Strata Act changes may put an end to lengthy en bloc spats

27 Apr 2010

The proposed amendments to the Land Titles (Strata) Act, which was introduced in Parliament yesterday, may likely put an end to the long-drawn conflicts arising from en bloc property transactions. The changes are expected to take effect in June 2010.

According to the Ministry of Law, the proposed changes in the Land Titles (Strata) Act are expected to provide greater transparency and streamline procedures for collective sales. It received feedback and consulted industry experts to review its current regulations, which had last been amended in 2007.

Key among the recommendations is the role of the Strata Titles Board (STB) as a mediator for collective deals and the disclosure requirements for sales committees.

When Horizon Towers condo was launched for en bloc sale in 2007, it triggered a legal saga for two years. It ended when the Court of Appeal ruled in favour of the owners, who objected to the $500-million deal.

With the proposed changes to the law, owners may be prevented from being caught in a similar long-drawn process.

The role of the STB will be refined to concentrate on mediation. It will be empowered to issue a "stop order" to end mediation if the owners decide to bring the case to court.

The STB currently mediates and judges on objections filed by minority owners in collective sales. The proposed changes could help cut the costs and time taken to resolve more controversial en bloc applications. The maximum time period spent on mediation will be set at 60 days to prevent undue delays. Presently, no time limit has been set.

The person standing in en bloc sales committees will also be required to reveal the extent of his or his kin’s ownership in the development and get at least one signature for the collective sale agreement or risk its termination.

The sales committee can vote off a non-consenting member through a simple majority when an application for the sale has been made to the STB in order to speed up the process.

The proposal on imposing a restriction period of two years on collective properties that fail to sell is one that has so far earned mixed reactions from industry players.

To deter further attempts when there is insufficient level of interest, those who wanted to restart the sales process during the restriction period will also have to abide by the stricter rules. The draw down of the management committee funds where Extraordinary General Meetings (EOGMs) are convened incessantly will also be prevented by this measure.
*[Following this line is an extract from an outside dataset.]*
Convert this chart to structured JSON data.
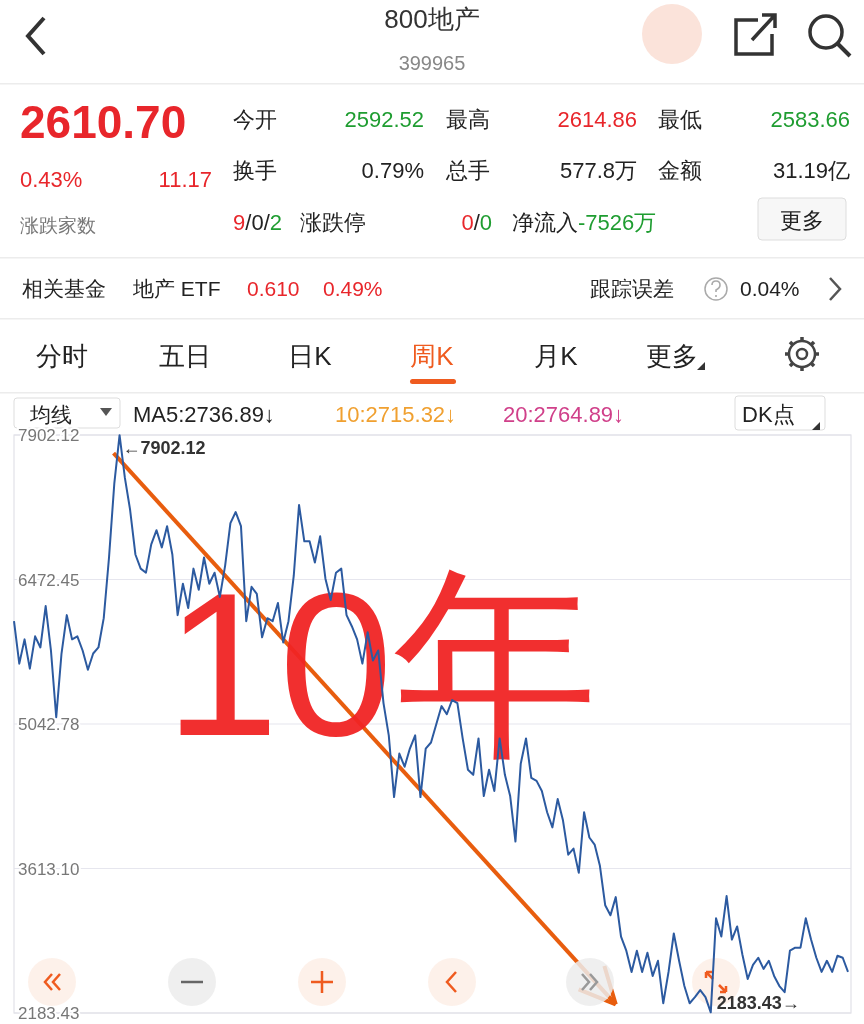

In the first re-try to convene an EOGM to reappoint a sale committee, a requisition threshold of 50 percent by total number of owners or share value must be met. For subsequent attempts to convene an EOGM during the two-year period, this threshold will be raised to 80 percent.

The current requisition threshold is set at 25 percent of the total number of owners, or 20 percent by share value.

The two-year restriction should not pose a threat for home owners, as obtaining a 50-percent share value or number of units is possible in a property upswing, said Mr. Tan Hong Boon, deputy managing director of Credo Real Estate.

“A shorter process is good for the sellers as they would get their money earlier to find a replacement property as well as sell it for an optimal price in a property upturn,” he added.

However, others disagree. Ms. Christina Sim, investment director of Cushman & Wakefield, said that properties with an 80- to 90-percent sale approval but are unable to find a buyer should be given more leeway.

“This is a huge source of land bank for developers. We have to allow these people to have a second try because the market has trended upwards. To wait another two years we don’t know how the market is going to be,” she said.